Au coeur des « niches parlementaires » des députés RN et bientôt LFI, l’abrogation de cette réforme est souhaitée par une majorité de Français, selon divers sondages. Environ 57% des Français y sont ainsi toujours opposés (63% parmi les non-retraités), selon un baromètre Odoxa, début octobre.
– Christine, 61 ans: « c’est injuste » –
Aide-soignante en Alsace dans un Ehpad privé, Christine Faure a « déjà cumulé tous les trimestres » de cotisations nécessaires. Après une estimation en 2018, elle s’attendait « à partir au 1er août 2025 ». Mais la réforme va repousser son départ de neuf mois.
« Aujourd’hui c’est déjà très dur. J’ai mal partout, je suis usée, sous anti-douleurs en permanence. Le médecin me dit qu’il n’y a rien à faire, à part s’arrêter », soupire-t-elle.
« Pour soulever, déplacer une personne de 80 kg, il faut de la force. Mentalement, on est face à la mort, à la souffrance. J’aime mon métier, mais j’ai beaucoup donné. Dans un an et huit mois… Je ne sais pas dans quel état je serai », s’inquiète-t-elle.
« J’ai tenté de changer de métier, postulé (comme superviseur) dans le service à la personne. J’ai même fait un BTS à 60 ans ! Mais personne ne m’embauche. La carrière longue je n’y ai pas droit, parce que j’ai travaillé huit ans en Suisse ».
« Dans le public, les aide-soignants partent plus tôt. C’est injuste », ajoute-t-elle. « Pourquoi n’avons-nous pas les mêmes droits ? »
– Valérie, 60 ans: pénalisée par « les accidents de la vie » –
Encadrante éducative dans la protection de l’enfance dans les Bouches-du-Rhône, et ex-salariée dans la restauration rapide, Valérie Charrier a commencé à travailler à 17 ans et pensait s’arrêter à 60 ans pour carrière longue.
« Finalement je n’y ai pas droit, à cause des aléas de la vie », déplore cette « gilet jaune », mère de cinq enfants.
« J’ai perdu l’un de mes jumeaux, l’autre a eu de graves problèmes de santé. J’ai dû prendre un congé parental de deux ans et deux congés pour enfant malade. J’ai aussi eu un arrêt de deux mois pour burn-out, mais jamais d’autre interruption », détaille-t-elle. « Résultat, pas de carrière longue. Je devrai partir à 63 ans… Avec 222 trimestres (172 sont nécessaires) ».
« Beaucoup de femmes ont travaillé dur tout en élevant des enfants. En cas d’accident de la vie, c’est souvent la mère qui s’y colle. Ce n’est pas pris en compte », dénonce Valérie.
« Cette réforme me met très en colère, surtout pour ceux qui ont des métiers manuels, astreignants: ménage, restauration, mécanique… Mon mari a toujours fait des travaux physiques – notamment dans l’industrie – et a les deux genoux morts. A 62 ans, il devra bosser encore deux ans ».
– Fabrice, 56 ans: « anéanti physiquement » –
Fabrice Baye, ouvrier chez Alstom-Crespin (Nord), attendait déjà avec impatience sa retraite à 62 ans, après plus de vingt ans d’usine, « 80% du temps à genoux », sur des lignes « non robotisées » imposant des « mouvements répétitifs, des charges lourdes ». Suite à la réforme, sa caisse de retraite lui a annoncé qu’il ne partirait qu’à 64 ans, en juin 2032.
« Je ne pourrai pas en profiter, je serai éclaté. Je suis déjà anéanti physiquement », déplore-t-il, victime de « crises de lombosciatique » (inflammation du bas du dos), qui le contraignent à « des arrêts maladie deux fois par an ».
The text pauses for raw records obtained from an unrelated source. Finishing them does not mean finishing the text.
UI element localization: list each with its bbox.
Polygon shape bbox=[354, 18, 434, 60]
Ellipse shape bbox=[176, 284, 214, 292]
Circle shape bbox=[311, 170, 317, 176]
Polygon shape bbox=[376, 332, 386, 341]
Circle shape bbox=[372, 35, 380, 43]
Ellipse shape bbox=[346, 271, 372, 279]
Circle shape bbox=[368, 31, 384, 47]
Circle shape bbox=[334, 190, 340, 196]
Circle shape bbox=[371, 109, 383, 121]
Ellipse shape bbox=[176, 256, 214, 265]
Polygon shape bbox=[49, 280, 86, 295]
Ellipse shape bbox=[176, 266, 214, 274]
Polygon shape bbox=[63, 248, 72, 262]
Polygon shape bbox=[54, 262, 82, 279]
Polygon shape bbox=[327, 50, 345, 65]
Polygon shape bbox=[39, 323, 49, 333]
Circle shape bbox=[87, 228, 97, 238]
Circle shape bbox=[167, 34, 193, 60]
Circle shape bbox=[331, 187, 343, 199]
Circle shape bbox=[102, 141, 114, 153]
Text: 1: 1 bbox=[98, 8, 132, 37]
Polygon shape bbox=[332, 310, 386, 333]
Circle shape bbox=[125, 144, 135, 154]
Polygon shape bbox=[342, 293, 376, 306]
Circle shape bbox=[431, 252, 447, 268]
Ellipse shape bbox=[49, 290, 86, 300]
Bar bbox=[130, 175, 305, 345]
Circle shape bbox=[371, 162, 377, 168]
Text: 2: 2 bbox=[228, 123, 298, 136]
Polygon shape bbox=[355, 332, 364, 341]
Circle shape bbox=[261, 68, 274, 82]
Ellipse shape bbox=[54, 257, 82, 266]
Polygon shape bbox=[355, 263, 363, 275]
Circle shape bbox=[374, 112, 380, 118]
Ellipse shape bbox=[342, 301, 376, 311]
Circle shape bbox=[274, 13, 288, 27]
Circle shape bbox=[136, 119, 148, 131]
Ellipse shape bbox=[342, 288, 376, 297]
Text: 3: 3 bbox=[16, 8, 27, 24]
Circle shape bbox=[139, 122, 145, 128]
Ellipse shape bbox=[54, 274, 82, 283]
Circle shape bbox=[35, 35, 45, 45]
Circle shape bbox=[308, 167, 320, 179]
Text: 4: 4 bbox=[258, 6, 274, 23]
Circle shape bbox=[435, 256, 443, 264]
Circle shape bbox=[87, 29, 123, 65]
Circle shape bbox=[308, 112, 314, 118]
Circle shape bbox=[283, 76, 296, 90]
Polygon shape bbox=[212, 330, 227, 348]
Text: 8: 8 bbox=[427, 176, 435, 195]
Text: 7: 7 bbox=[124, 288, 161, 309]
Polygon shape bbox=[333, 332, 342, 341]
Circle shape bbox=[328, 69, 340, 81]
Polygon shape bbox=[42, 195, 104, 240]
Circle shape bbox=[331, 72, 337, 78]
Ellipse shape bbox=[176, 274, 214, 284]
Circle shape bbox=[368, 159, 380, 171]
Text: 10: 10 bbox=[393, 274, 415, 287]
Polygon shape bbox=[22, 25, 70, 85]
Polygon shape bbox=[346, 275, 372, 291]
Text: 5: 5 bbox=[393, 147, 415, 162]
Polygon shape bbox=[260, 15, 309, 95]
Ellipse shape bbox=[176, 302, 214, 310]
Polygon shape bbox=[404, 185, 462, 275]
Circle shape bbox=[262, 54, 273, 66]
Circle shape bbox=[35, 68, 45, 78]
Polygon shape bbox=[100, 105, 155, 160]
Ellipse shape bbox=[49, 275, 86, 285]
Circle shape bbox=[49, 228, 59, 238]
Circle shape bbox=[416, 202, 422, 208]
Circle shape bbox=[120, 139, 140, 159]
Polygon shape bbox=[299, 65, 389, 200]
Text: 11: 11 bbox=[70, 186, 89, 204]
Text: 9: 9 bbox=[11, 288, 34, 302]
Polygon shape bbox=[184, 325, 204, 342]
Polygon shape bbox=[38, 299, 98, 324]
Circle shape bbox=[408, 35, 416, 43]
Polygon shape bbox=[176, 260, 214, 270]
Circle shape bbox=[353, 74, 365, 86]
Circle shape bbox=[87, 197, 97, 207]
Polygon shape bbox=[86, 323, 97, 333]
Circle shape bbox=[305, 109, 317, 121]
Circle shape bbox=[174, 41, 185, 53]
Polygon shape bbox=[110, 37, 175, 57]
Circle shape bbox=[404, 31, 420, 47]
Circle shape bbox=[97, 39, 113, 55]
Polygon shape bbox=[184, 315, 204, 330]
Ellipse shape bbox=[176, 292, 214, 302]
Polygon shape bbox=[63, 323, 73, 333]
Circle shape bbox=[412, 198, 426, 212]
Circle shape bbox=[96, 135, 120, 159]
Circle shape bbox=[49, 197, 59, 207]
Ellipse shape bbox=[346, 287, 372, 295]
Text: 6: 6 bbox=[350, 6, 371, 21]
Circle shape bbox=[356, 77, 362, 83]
« Bosser sur des trains, c’est travailler sur trois niveaux: monter, descendre des escaliers. Je fais 18 km par jour », ajoute-t-il.
« Dans l’usine, beaucoup d’ouvriers ont des troubles musculo-squelettiques, reconnus comme maladies professionnelles, mais on n’est pas inclus dans les critères de pénibilité. Même les collègues de la chaudronnerie qui tapent sur des masses », dénonce ce représentant syndical SUD-Industrie.
Depuis cette réforme, « on se sent trahis, méprisés. La pénibilité devait être prise en compte, mais c’était un tissu de mensonges. Mes grands-parents se sont battus pour ces acquis sociaux qu’on nous retire », fulmine-t-il, fustigeant « une régression inédite » et un président « qui s’en fout des ouvriers ».